Mostly the film is about some of the people Green
encounters. As Jamaican immigrant and poet Garnette Cadogan reminds us, it’s
easier for Green to walk New York unaccosted than for a black man such as
himself. It is nonetheless noteworthy that Green was never mugged, was often
welcomed by complete strangers, and generated good-natured curiosity wherever
he went. I suppose it helps when there’s a camera on the scene–not to mention
various write-ups and news reports–but I doubt Workman’s camera there every day
and every step. In many ways, this film is a love letter to the Five Boroughs.
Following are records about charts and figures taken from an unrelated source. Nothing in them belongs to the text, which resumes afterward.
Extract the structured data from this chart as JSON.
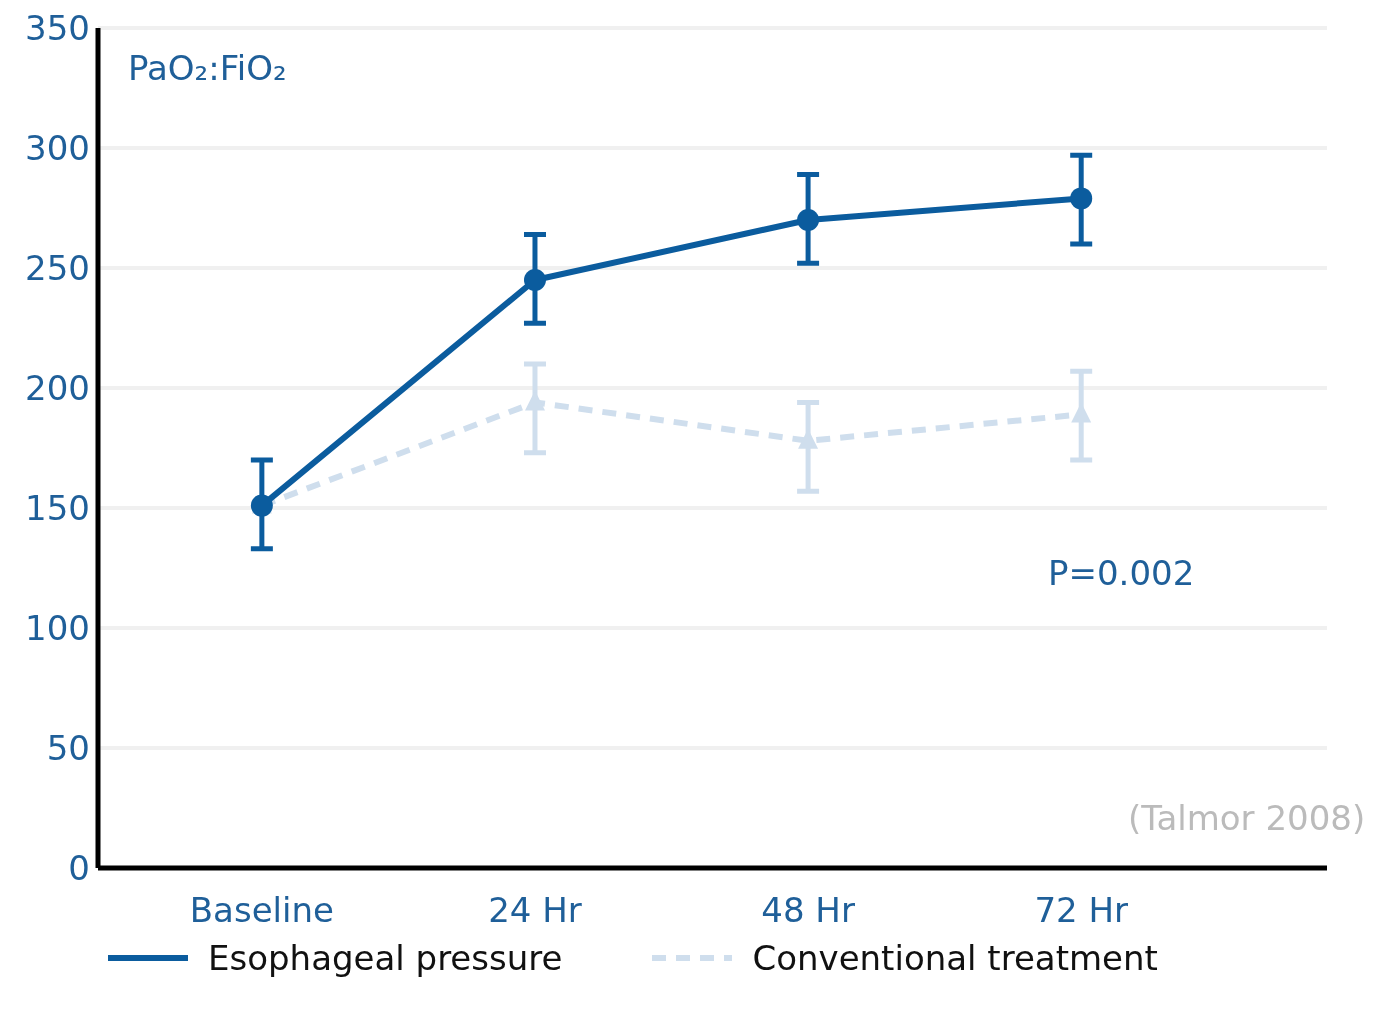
{
  "chart_data": {
    "type": "line",
    "ylabel": "PaO₂:FiO₂",
    "categories": [
      "Baseline",
      "24 Hr",
      "48 Hr",
      "72 Hr"
    ],
    "series": [
      {
        "name": "Esophageal pressure",
        "color": "#0b5c9e",
        "values": [
          151,
          245,
          270,
          279
        ],
        "errors": [
          [
            133,
            170
          ],
          [
            227,
            264
          ],
          [
            252,
            289
          ],
          [
            260,
            297
          ]
        ],
        "marker": "circle",
        "line_style": "solid"
      },
      {
        "name": "Conventional treatment",
        "color": "#cfdeed",
        "values": [
          151,
          194,
          178,
          189
        ],
        "errors": [
          null,
          [
            173,
            210
          ],
          [
            157,
            194
          ],
          [
            170,
            207
          ]
        ],
        "marker": "triangle",
        "line_style": "dashed"
      }
    ],
    "ylim": [
      0,
      350
    ],
    "yticks": [
      0,
      50,
      100,
      150,
      200,
      250,
      300,
      350
    ],
    "grid": "y",
    "legend": "bottom",
    "annotations": [
      "P=0.002",
      "(Talmor 2008)"
    ]
  }
}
I’m not saying everyone could march across any part of New York at any time of
the day without getting into sticky situations, but there is much to be said
about connecting with people as people and not as categories. Call it karma f
you will, but Green got back mostly what he put out: a love of history, the
environment, the city, and humankind.
Green is no saint and he’s certainly not cut from
domesticated cloth, as two former girlfriends attest. As both he and Workman
remind us, though, tomorrow isn’t guaranteed. I found myself thinking of
Thoreau’s assertion that he, “wished to live deliberately, to front only the essential facts of life,
and see if I could not learn what it had to teach, and not, when I came to die,
discover that I had not lived.” Thoreau went to the
woods; Matt Green went to the Bronx and beyond. This gem of a documentary is
the most life-affirming thing I have encountered in quite some time.